Informações extraídas do celular de Jair Bolsonaro, apreendido na quarta-feira, 3, pela Polícia Federal, no âmbito de investigação sobre suposta fraude no cartão de vacinação do ex-presidente, podem ser usadas como provas em outros inquéritos em andamento. A apreensão do aparelho ocorreu durante a Operação Venire, da PF, que prendeu preventivamente o tenente-coronel Mauro Cid, ex-ajudante de ordens de Bolsonaro.
Os agentes fizeram buscas na casa do ex-presidente e recolheram seu celular.
Segundo a advogada Jacqueline Valles - mestre em Direito -, quando é cumprido um mandado de busca e apreensão, ele delimita os objetos a serem confiscados. "A lei determina que sejam especificados no mandado o que se busca. E se o material apreendido legalmente contiver indícios de outros crimes, eles podem, sim, ser usados em outras investigações", afirma Jacqueline Valles.
Em sua avaliação, se a PF encontrar no celular de Bolsonaro informações que o vinculem a outros crimes investigados, 'a prova é válida, sim'.
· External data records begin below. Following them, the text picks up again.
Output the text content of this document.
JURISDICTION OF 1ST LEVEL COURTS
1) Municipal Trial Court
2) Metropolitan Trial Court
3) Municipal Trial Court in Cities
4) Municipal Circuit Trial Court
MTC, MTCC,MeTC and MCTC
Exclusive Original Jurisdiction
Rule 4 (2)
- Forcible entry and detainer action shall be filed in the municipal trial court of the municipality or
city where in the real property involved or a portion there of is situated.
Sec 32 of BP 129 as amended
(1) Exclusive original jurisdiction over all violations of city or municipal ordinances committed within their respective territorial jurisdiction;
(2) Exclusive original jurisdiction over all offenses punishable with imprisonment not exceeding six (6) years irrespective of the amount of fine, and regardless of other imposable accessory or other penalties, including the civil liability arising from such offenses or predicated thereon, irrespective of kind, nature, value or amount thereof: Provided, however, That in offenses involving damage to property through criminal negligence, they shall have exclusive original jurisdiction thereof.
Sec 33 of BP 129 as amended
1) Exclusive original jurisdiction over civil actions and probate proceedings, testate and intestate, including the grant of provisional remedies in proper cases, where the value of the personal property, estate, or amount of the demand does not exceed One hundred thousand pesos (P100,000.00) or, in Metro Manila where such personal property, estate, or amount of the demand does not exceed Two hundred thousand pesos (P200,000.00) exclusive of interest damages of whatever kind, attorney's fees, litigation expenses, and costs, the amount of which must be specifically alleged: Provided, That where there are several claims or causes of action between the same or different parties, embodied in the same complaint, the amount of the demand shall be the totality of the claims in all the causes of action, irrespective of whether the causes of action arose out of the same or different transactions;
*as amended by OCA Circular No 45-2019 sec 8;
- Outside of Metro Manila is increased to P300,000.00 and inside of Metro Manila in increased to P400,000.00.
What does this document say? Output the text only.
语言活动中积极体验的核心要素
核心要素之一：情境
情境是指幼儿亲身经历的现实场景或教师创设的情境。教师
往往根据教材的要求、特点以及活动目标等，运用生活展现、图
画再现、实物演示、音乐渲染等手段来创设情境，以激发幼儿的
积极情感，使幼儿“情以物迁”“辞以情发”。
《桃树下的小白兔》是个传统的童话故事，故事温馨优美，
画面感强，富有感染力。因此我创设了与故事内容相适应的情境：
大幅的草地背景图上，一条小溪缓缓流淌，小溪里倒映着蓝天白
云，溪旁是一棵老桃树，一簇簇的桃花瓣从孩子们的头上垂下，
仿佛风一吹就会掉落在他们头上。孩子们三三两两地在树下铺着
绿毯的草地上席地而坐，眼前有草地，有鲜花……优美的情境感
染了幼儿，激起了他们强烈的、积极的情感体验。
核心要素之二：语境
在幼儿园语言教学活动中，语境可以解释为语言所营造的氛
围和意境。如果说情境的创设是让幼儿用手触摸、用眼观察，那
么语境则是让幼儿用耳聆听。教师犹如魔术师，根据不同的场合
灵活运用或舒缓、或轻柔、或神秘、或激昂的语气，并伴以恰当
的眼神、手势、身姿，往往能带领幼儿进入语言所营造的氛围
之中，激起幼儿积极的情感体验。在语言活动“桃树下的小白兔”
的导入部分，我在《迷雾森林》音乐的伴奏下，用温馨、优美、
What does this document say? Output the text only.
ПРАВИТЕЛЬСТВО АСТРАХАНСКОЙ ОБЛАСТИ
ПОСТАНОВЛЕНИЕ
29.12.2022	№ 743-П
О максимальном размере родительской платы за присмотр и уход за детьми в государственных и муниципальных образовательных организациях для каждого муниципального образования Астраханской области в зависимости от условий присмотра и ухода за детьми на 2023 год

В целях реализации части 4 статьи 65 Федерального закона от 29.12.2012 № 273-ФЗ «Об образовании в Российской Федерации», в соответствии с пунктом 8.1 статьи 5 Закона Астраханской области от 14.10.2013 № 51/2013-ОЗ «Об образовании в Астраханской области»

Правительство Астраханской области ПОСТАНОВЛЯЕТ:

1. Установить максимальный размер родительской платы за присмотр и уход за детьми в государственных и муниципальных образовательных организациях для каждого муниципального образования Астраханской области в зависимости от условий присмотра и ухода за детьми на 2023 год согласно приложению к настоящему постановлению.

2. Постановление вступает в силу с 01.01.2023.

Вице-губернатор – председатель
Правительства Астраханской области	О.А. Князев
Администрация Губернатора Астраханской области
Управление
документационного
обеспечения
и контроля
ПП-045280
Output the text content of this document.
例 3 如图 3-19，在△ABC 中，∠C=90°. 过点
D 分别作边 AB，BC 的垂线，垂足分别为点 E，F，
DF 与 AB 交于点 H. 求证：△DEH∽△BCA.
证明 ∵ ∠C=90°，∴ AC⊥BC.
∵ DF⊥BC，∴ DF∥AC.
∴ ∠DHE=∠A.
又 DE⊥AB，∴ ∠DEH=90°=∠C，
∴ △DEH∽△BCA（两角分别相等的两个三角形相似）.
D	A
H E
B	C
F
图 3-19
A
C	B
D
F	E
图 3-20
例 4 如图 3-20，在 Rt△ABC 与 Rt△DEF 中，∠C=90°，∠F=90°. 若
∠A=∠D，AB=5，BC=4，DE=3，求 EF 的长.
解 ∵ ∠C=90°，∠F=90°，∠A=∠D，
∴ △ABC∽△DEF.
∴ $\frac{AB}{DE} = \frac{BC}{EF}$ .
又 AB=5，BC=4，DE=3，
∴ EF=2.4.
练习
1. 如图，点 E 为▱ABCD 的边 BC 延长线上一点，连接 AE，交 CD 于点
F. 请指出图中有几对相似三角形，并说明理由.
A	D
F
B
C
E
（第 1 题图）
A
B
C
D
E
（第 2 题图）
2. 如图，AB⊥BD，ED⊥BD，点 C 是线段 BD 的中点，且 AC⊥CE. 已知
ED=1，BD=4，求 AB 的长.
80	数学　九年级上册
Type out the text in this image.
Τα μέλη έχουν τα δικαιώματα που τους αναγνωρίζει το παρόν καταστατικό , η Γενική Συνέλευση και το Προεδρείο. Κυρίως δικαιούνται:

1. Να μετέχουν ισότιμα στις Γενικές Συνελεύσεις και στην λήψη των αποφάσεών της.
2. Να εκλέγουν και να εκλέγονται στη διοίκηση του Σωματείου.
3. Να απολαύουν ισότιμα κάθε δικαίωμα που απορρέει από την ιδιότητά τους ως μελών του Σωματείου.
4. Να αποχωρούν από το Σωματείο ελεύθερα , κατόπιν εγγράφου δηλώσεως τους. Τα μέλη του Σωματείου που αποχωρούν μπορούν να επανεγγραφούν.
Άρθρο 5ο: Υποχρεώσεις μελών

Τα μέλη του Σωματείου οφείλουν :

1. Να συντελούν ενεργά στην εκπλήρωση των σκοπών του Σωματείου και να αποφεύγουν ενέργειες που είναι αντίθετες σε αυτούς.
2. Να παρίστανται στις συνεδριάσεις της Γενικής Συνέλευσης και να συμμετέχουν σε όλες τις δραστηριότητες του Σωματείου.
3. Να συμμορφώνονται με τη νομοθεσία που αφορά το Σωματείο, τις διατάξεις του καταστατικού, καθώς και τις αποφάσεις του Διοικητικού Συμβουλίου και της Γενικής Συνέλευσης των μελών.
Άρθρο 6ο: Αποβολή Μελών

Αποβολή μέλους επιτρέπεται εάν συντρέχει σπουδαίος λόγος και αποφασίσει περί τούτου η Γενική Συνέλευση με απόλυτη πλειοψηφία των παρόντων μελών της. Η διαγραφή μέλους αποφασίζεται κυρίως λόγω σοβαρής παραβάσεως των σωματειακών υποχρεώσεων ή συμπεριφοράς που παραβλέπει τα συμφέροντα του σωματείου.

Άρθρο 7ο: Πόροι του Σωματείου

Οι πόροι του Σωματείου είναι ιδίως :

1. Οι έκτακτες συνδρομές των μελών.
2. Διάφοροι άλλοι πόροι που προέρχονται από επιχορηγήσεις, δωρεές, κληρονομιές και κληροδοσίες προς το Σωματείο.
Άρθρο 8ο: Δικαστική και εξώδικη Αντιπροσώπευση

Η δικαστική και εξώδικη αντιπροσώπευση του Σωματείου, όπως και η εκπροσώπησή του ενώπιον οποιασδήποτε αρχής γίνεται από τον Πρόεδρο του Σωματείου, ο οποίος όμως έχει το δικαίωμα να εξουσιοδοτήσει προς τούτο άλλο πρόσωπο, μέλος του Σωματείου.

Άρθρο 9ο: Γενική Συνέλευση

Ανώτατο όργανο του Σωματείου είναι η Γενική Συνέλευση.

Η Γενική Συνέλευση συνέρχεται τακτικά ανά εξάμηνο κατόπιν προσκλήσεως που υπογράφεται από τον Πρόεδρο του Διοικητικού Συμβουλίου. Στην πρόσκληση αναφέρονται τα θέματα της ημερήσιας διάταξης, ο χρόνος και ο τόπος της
Na operação desta quarta, a PF prendeu, além do tenente-coronel do Exército Mauro Cid, o PM Max Guilherme Machado de Moura, o capitão da reserva Sérgio Rocha Cordeiro, o coronel do Exército Marcelo Costa Câmara, o ex-major Ailton Gonçalves Moraes Barros e o secretário municipal de Saúde de Duque de Caxias (RJ), João Carlos de Sousa Brecha. Todos estão supostamente ligados a um esquema de adulteração do cartão de vacinação de Bolsonaro contra a covid-19.